Of course, there are many other logical fallacies and faulty arguments that the student should know, but these three are a good start for primary grade students since they are among the most common.
Sadly,this last step is often completely ignored in most schools. Most students are simply not taught how to identify faulty arguments at all. And let me be crystal clear here: it should be taught. And, I'm guessing that the reason why it isn't taught more often, or at least learned by most students, is because it is the culmination of basic reading instruction which is rarely reached by many students.

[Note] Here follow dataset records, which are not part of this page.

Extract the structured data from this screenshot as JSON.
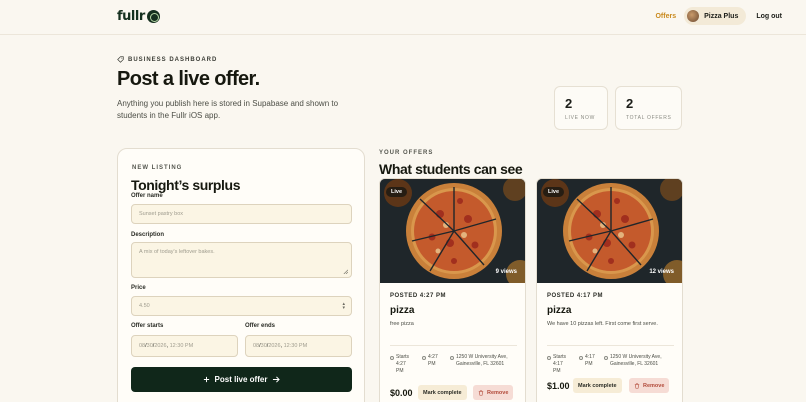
{
  "header": {
    "logo_text": "fullr",
    "nav_offers": "Offers",
    "user_name": "Pizza Plus",
    "logout": "Log out"
  },
  "hero": {
    "kicker": "BUSINESS DASHBOARD",
    "title": "Post a live offer.",
    "subtitle": "Anything you publish here is stored in Supabase and shown to students in the Fullr iOS app."
  },
  "stats": [
    {
      "value": "2",
      "label": "LIVE NOW"
    },
    {
      "value": "2",
      "label": "TOTAL OFFERS"
    }
  ],
  "form": {
    "kicker": "NEW LISTING",
    "title": "Tonight’s surplus",
    "offer_name_label": "Offer name",
    "offer_name_placeholder": "Sunset pastry box",
    "description_label": "Description",
    "description_placeholder": "A mix of today's leftover bakes.",
    "price_label": "Price",
    "price_placeholder": "4.50",
    "starts_label": "Offer starts",
    "ends_label": "Offer ends",
    "date_parts": {
      "mm": "08",
      "dd": "30",
      "yyyy": "2026",
      "time": "12:30 PM"
    },
    "submit_label": "Post live offer"
  },
  "offers_section": {
    "kicker": "YOUR OFFERS",
    "title": "What students can see"
  },
  "offers": [
    {
      "status": "Live",
      "views": "9 views",
      "posted": "POSTED 4:27 PM",
      "name": "pizza",
      "description": "free pizza",
      "starts_label": "Starts",
      "starts_time": "4:27 PM",
      "ends_time": "4:27 PM",
      "address": "1250 W University Ave, Gainesville, FL 32601",
      "price": "$0.00",
      "mark_label": "Mark complete",
      "remove_label": "Remove"
    },
    {
      "status": "Live",
      "views": "12 views",
      "posted": "POSTED 4:17 PM",
      "name": "pizza",
      "description": "We have 10 pizzas left. First come first serve.",
      "starts_label": "Starts",
      "starts_time": "4:17 PM",
      "ends_time": "4:17 PM",
      "address": "1250 W University Ave, Gainesville, FL 32601",
      "price": "$1.00",
      "mark_label": "Mark complete",
      "remove_label": "Remove"
    }
  ],
  "icons": {
    "logo": "logo-mark-icon",
    "kicker": "tag-icon",
    "plus": "plus-icon",
    "arrow": "arrow-right-icon",
    "clock": "clock-icon",
    "pin": "location-pin-icon",
    "trash": "trash-icon"
  },
  "colors": {
    "background": "#faf7f0",
    "primary": "#10271a",
    "accent": "#c98a1e",
    "remove": "#b24a3a"
  }
}
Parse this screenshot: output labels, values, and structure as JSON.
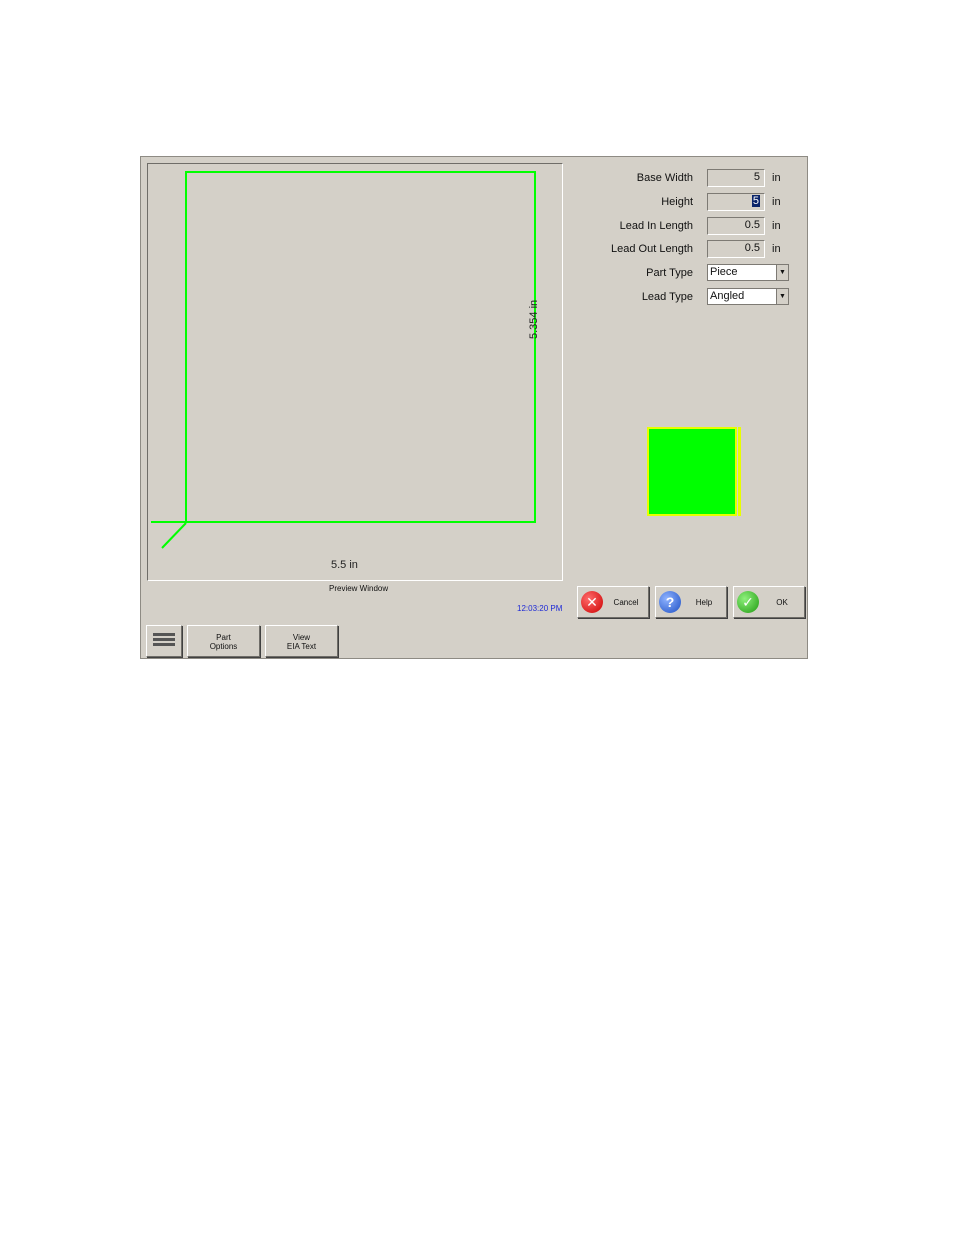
{
  "form": {
    "base_width": {
      "label": "Base Width",
      "value": "5",
      "unit": "in"
    },
    "height": {
      "label": "Height",
      "value": "5",
      "unit": "in"
    },
    "lead_in_length": {
      "label": "Lead In Length",
      "value": "0.5",
      "unit": "in"
    },
    "lead_out_length": {
      "label": "Lead Out Length",
      "value": "0.5",
      "unit": "in"
    },
    "part_type": {
      "label": "Part Type",
      "value": "Piece"
    },
    "lead_type": {
      "label": "Lead Type",
      "value": "Angled"
    }
  },
  "preview": {
    "width_dimension": "5.5 in",
    "height_dimension": "5.354 in",
    "caption": "Preview Window",
    "clock": "12:03:20 PM",
    "line_color": "#00ff00"
  },
  "thumbnail": {
    "fill_color": "#00ff00",
    "edge_color": "#e7ff00"
  },
  "buttons": {
    "cancel": "Cancel",
    "help": "Help",
    "ok": "OK"
  },
  "toolbar": {
    "keyboard_icon": "keyboard-icon",
    "part_options_line1": "Part",
    "part_options_line2": "Options",
    "view_eia_line1": "View",
    "view_eia_line2": "EIA Text"
  }
}
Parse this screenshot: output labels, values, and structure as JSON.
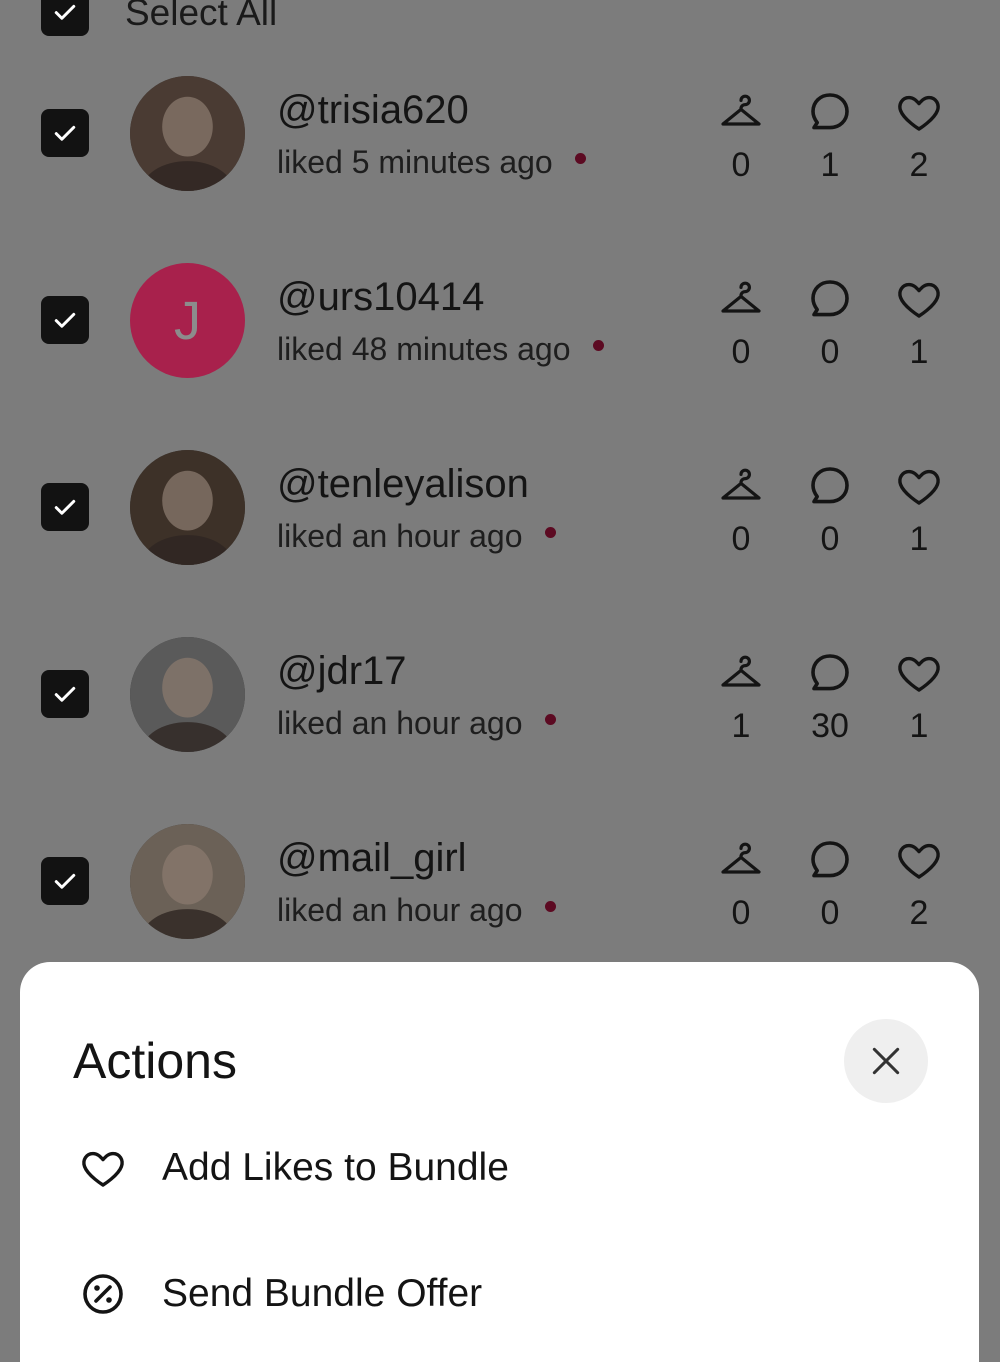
{
  "header": {
    "select_all_label": "Select All"
  },
  "users": [
    {
      "username": "@trisia620",
      "activity": "liked 5 minutes ago",
      "stats": [
        "0",
        "1",
        "2"
      ],
      "avatar": "photo"
    },
    {
      "username": "@urs10414",
      "activity": "liked 48 minutes ago",
      "stats": [
        "0",
        "0",
        "1"
      ],
      "avatar": "initial",
      "initial": "J"
    },
    {
      "username": "@tenleyalison",
      "activity": "liked an hour ago",
      "stats": [
        "0",
        "0",
        "1"
      ],
      "avatar": "photo"
    },
    {
      "username": "@jdr17",
      "activity": "liked an hour ago",
      "stats": [
        "1",
        "30",
        "1"
      ],
      "avatar": "photo"
    },
    {
      "username": "@mail_girl",
      "activity": "liked an hour ago",
      "stats": [
        "0",
        "0",
        "2"
      ],
      "avatar": "photo"
    }
  ],
  "stat_icons": [
    "hanger-icon",
    "comment-icon",
    "heart-icon"
  ],
  "sheet": {
    "title": "Actions",
    "actions": [
      {
        "label": "Add Likes to Bundle",
        "icon": "heart-icon"
      },
      {
        "label": "Send Bundle Offer",
        "icon": "percent-badge-icon"
      }
    ]
  },
  "colors": {
    "overlay": "#7c7c7c",
    "checkbox": "#121212",
    "accent_avatar": "#a8214c",
    "unread_dot": "#5c0a22",
    "sheet_bg": "#ffffff"
  }
}
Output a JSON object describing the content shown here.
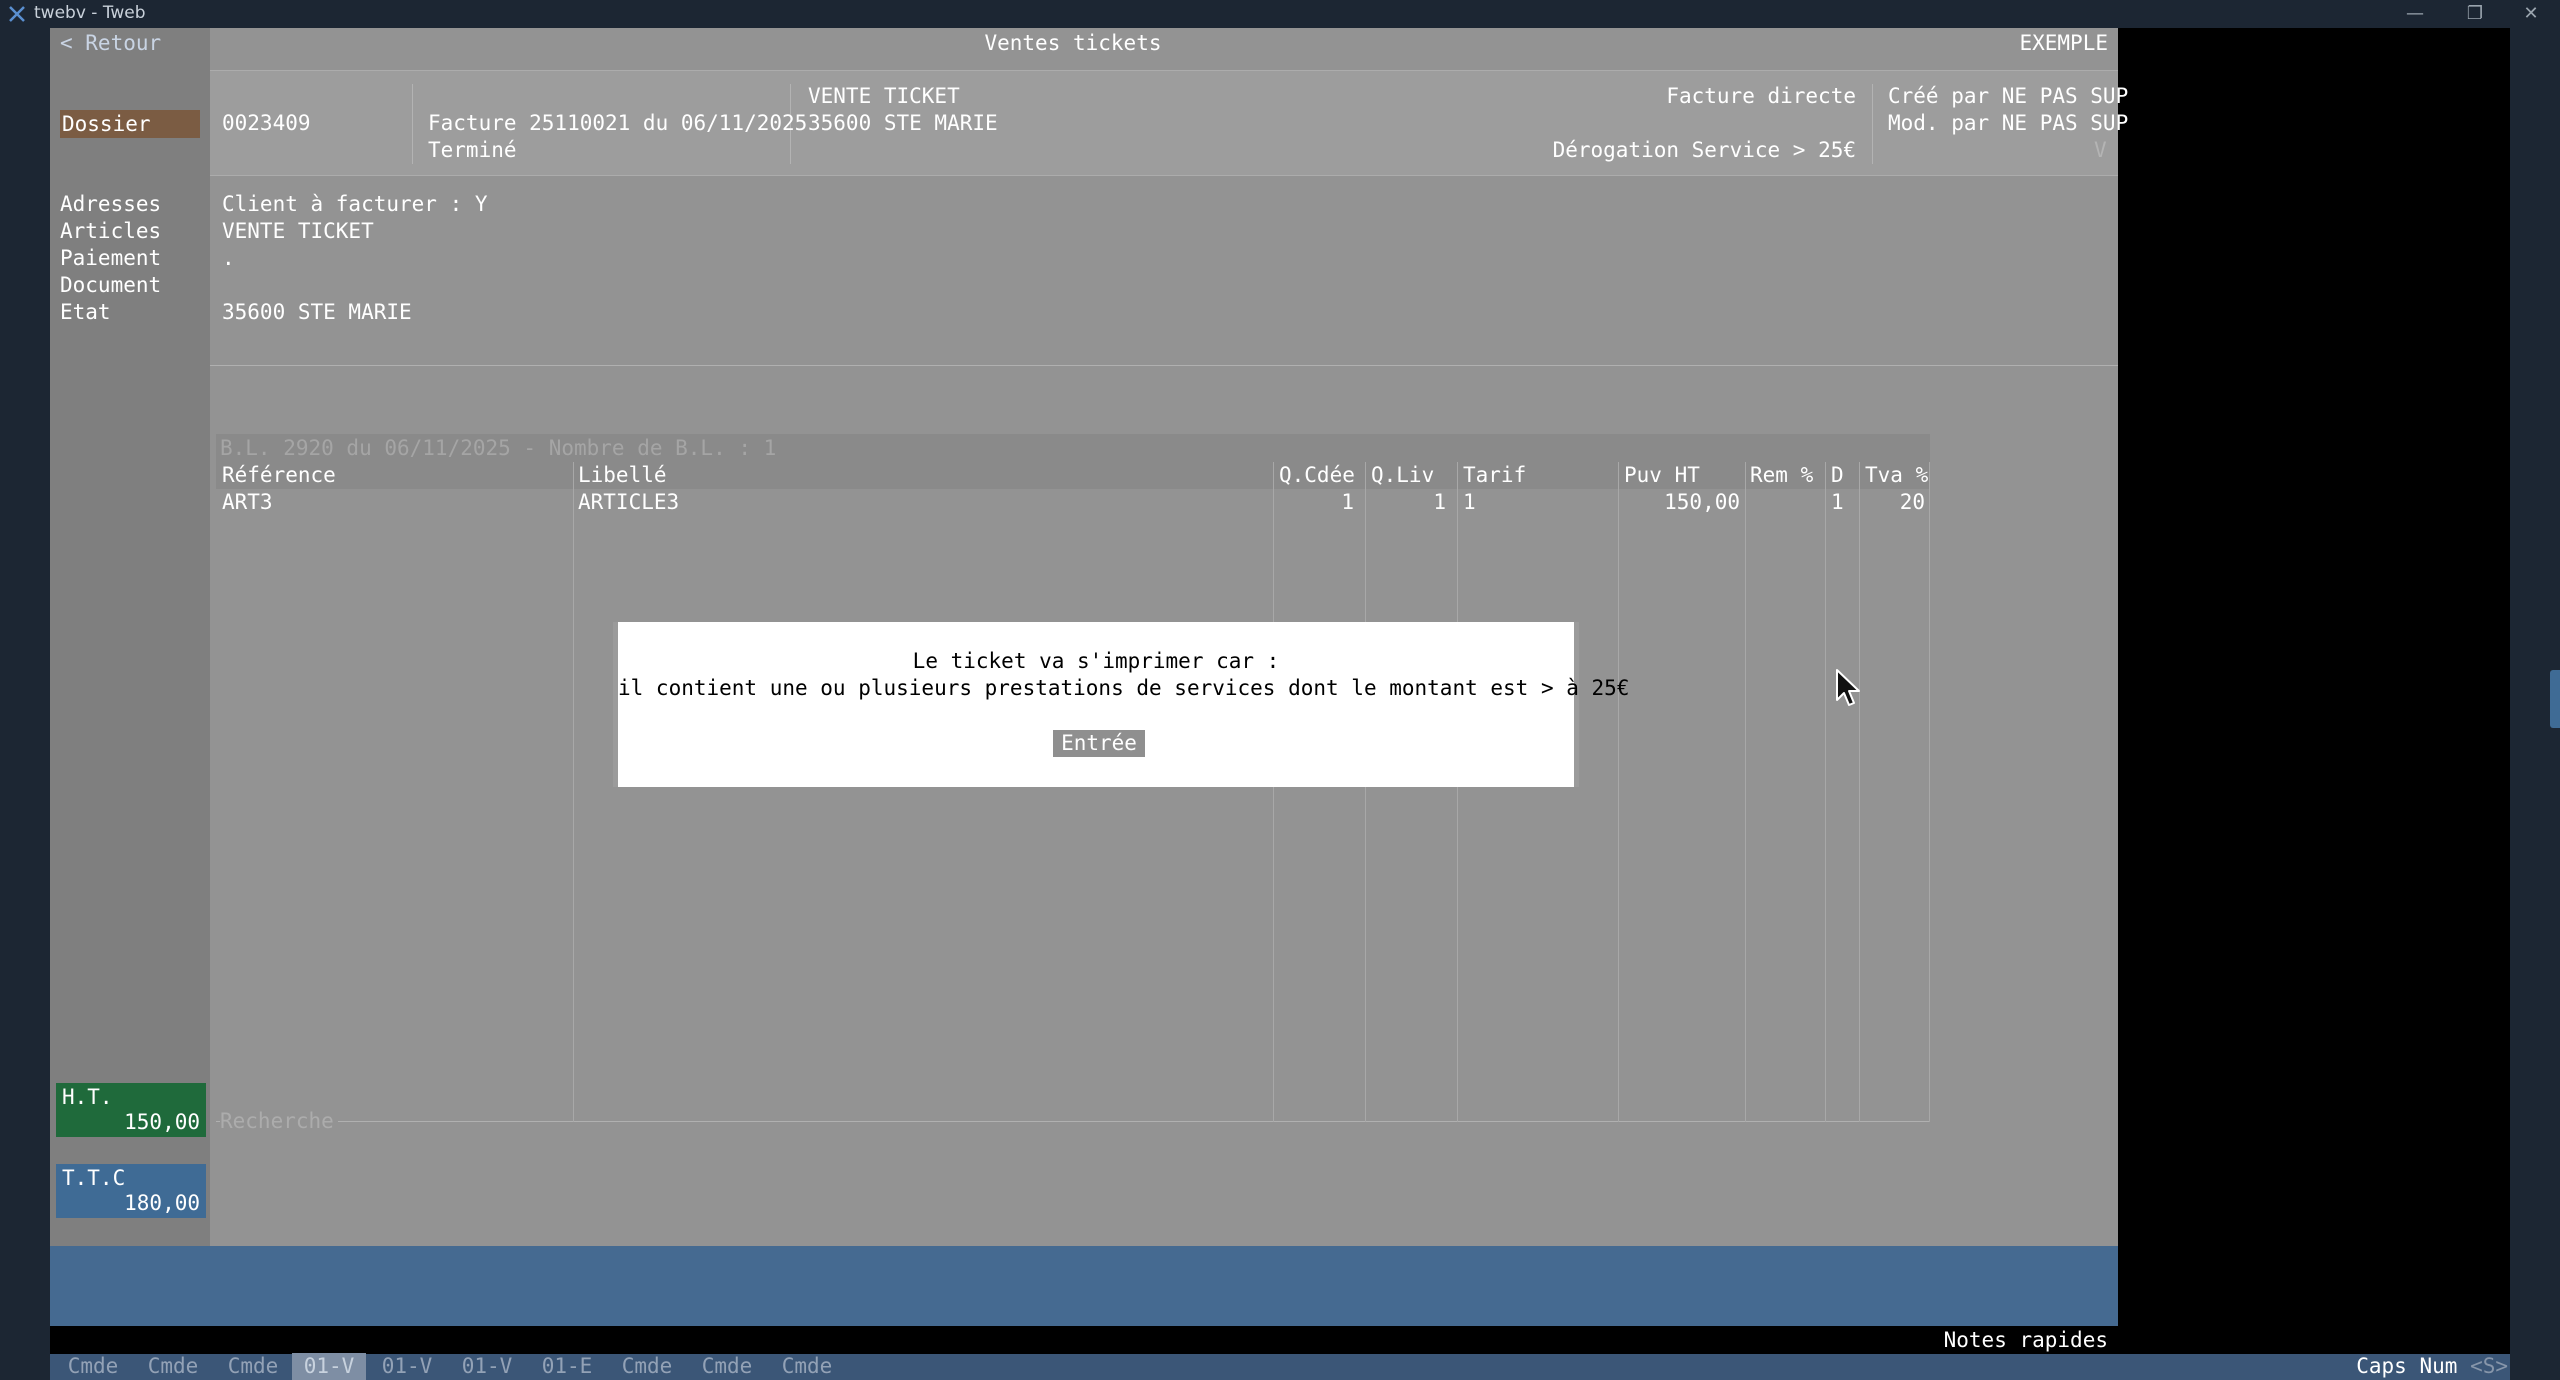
{
  "window": {
    "title": "twebv - Tweb",
    "minimize": "—",
    "maximize": "❐",
    "close": "✕"
  },
  "header": {
    "back": "< Retour",
    "title": "Ventes tickets",
    "mode": "EXEMPLE"
  },
  "dossier": {
    "label": "Dossier",
    "number": "0023409",
    "invoice": "Facture 25110021 du 06/11/2025",
    "status": "Terminé",
    "client_name": "VENTE TICKET",
    "client_city": "35600 STE MARIE",
    "invoice_type": "Facture directe",
    "derogation": "Dérogation Service > 25€",
    "created_by": "Créé par NE PAS SUP",
    "modified_by": "Mod. par NE PAS SUP",
    "corner_mark": "V"
  },
  "info": {
    "labels": [
      "Adresses",
      "Articles",
      "Paiement",
      "Document",
      "Etat"
    ],
    "values": [
      "Client à facturer : Y",
      "VENTE TICKET",
      ".",
      "",
      "35600 STE MARIE"
    ]
  },
  "table": {
    "caption": "B.L. 2920 du 06/11/2025 - Nombre de B.L. : 1",
    "columns": [
      "Référence",
      "Libellé",
      "Q.Cdée",
      "Q.Liv",
      "Tarif",
      "Puv HT",
      "Rem %",
      "D",
      "Tva %"
    ],
    "rows": [
      {
        "ref": "ART3",
        "label": "ARTICLE3",
        "qcde": "1",
        "qliv": "1",
        "tarif": "1",
        "puv": "150,00",
        "rem": "",
        "d": "1",
        "tva": "20"
      }
    ],
    "search_placeholder": "Recherche"
  },
  "totals": {
    "ht_label": "H.T.",
    "ht_value": "150,00",
    "ttc_label": "T.T.C",
    "ttc_value": "180,00"
  },
  "dialog": {
    "line1": "Le ticket va s'imprimer car :",
    "line2": "il contient une ou plusieurs prestations de services dont le montant est > à 25€",
    "button": "Entrée"
  },
  "footer": {
    "notes": "Notes rapides",
    "commands": [
      "Cmde",
      "Cmde",
      "Cmde",
      "01-V",
      "01-V",
      "01-V",
      "01-E",
      "Cmde",
      "Cmde",
      "Cmde"
    ],
    "active_command_index": 3,
    "status": "Caps Num",
    "status_dim": "<S>"
  },
  "colors": {
    "accent_green": "#1f6a3b",
    "accent_blue": "#3f6b95",
    "dossier_tag": "#7b5c43",
    "panel_gray": "#939393"
  }
}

Many students never learn how to decode accurately and proficiently in grade-level texts. This is criminal, quite frankly, because this is something we have known how to effectively teach for some time now. Then students need to comprehend what they've decoded well enough to extract the main idea and the justifications therefor. Most students can't do this competently when the main idea is presented to them as an alternate in a multiple choice format, much less being able to generate one on their own. And, if a student can't do this initial step in critical reading, how is she going to accomplish the accomplish the remaining steps which require an understanding of the author's conclusion in the first place?
So, what we have is two separate problems. One problem is that students are often not taught how to spot faulty arguments and logical fallacies which are important skills needed to think and read critically. No one seriously disputes that this is a problem. These skills should be taught. Period.
But, even if students are taught these skills, they will not necessarily be able to think and read critically because knowing how to identify and distinguish faulty arguments and logical fallacies is not the same thing as critically thinking/reading as many proponents of 21st Century skills seem to think. Critical thinking/reading involves much more than identifying faulty arguments, as I described above. And, the ability to identify faulty arguments is not the generalized form of critical thinking as some seem to think.
There is another problem that must also be dealt with. That problem is that students can't comprehend well enough to extract the author's conclusion, to discriminate evidence from opinion, and to determine if the author is trustworthy. All of these skills require and are a function of the student's domain knowledge. You have to know a lot of stuff, to think about a lot of stuff.
This is just a roundabout of saying that there are prerequisites to being able to think/read critically that also need to be addressed (and have never been adequately addressed) before students can make use of the "21st century skills" many think are important, like being able to identify faulty arguments and logical fallacies.
What's the sense of teaching a student astrophysics if the student doesn't know how to do basic arithmetic or understand basic science? Perhaps this is why schools haven't traditional taught these things in the first place.